While SGX environments prohibit the CPUID instruction for security reasons, it is common “legitimate behavior” for applications to use the CPUID to check CPU support for SIMD. Although the CPUID triggered the crash although there is no leakage, no unauthorized access, no Unsound trigger security issues, is a run-time security safeguard. But such “legitimate behavior” that triggers a run-time crash is clearly unacceptable, and our business is at risk of downtime at any time if our code relies on relevant detection logic. Therefore, we either made STD :: IS_x86_Feature_detected fit for the SGX environment, or we made sure that our overall code did not touch the CPUID.

The IS_x86_Feature_detected macro was re-implemented in SGX_TSTD for Teaclave to avoid touching the CPUID. When we go with the native STD solution, the problem is slightly more complicated and we cannot re-implement is_x86_Feature_detected (unless STD is patched) through liBC as we did earlier. Also, solving a single IS_x86_Feature_detected obviously does not prevent code from embedding CPUID assembly instructions directly. Therefore, we chose to keep the CPUID out of the code for the moment.

To do this, we add a post-compilation step to disassemble the output enclave.so to check for CPUID instructions. If so, we tell make to report an error and print the function name:

You can then use the previous callerFinder.py to find out which functions caused the CPUID dependency:

Then, we can follow the lead to find the corresponding code implementation. If necessary, we can patch the corresponding Crate to get him to use is_x86_Feature_detected provided by Teaclave, such as rand::thread_rng(); If it is a function that can be cut, we will cut it, such as env_logger in the figure above. We can eliminate this dependency by turning off its regex feature.

About other SGX illegal instructions

Since CPUID has this problem, is it possible to encounter other instructions that SGX specifically forbids? In theory, of course, this is possible. Check out Intel’s guide to see what special instructions there are.

The guidelines describe some illegal directives in SGX environments as follows:

For its 2 and 3, except for system call instructions such as INT/SYSCALL/SYSENTER, all should appear only in the system kernel code. System call functions should be performed by either Rust or C/C++ ecologies by calling liBC’s related functions or syscall functions, rather than directly embedding assembly instructions, unless it is a very specific program.
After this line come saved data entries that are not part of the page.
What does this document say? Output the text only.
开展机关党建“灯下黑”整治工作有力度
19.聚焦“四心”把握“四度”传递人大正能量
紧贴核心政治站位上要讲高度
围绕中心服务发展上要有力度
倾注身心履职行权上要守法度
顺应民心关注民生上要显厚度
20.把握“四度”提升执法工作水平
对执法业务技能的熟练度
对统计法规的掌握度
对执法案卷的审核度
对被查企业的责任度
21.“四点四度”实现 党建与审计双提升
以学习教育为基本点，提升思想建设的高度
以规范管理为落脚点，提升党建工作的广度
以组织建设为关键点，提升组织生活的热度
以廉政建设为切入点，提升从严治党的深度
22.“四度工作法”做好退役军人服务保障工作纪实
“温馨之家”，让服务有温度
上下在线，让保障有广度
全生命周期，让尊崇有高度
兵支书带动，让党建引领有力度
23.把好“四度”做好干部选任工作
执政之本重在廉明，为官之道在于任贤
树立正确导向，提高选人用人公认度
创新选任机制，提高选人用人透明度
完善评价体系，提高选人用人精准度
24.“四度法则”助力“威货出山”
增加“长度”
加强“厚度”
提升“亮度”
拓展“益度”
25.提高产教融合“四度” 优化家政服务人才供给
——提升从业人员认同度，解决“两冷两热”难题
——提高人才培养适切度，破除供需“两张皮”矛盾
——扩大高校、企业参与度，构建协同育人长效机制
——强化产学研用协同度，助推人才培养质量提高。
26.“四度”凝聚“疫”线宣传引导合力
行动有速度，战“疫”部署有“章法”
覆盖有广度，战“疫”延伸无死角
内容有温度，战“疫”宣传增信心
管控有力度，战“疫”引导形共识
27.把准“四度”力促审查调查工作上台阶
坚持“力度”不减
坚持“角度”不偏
We need to focus on these directives in 1:

The CPUID is used to check the CPU’s support for SIMD so that different SIMD instruction sets can be used to process computationally-intensive tasks.
GETSEC is a leaf Funtion master entry with a number of sub-functions, all for special purposes. It’s not used in general programs

RDPMC

Read performance counters, special purpose, tools like PERF, don’t worry.
RDTSC/RDTSCP

Read CPU TIMESTAMP counter, may be used by applications, add instruction detection script.
SGDT – Store Global Descriptor Table Register

Only the operating system is used
SIDT – Store Interrupt Descriptor Table Register

Only the operating system is used
SLDT – Store Local Descriptor Table Register

Only the operating system is used
STR – Store Task Register

Only the operating system is used
VMCALL/VMFUNC virtualization instructions, do not pay attention to

To be on the safe side, we put all of these instructions in the post-processing check script and forbid them.

summary

With the addition of STD support, developing SGX applications with Rust is not much different from developing normal Rust applications, but can also use facilities such as unit testing directly from the Rust standard tool chain to increase development efficiency.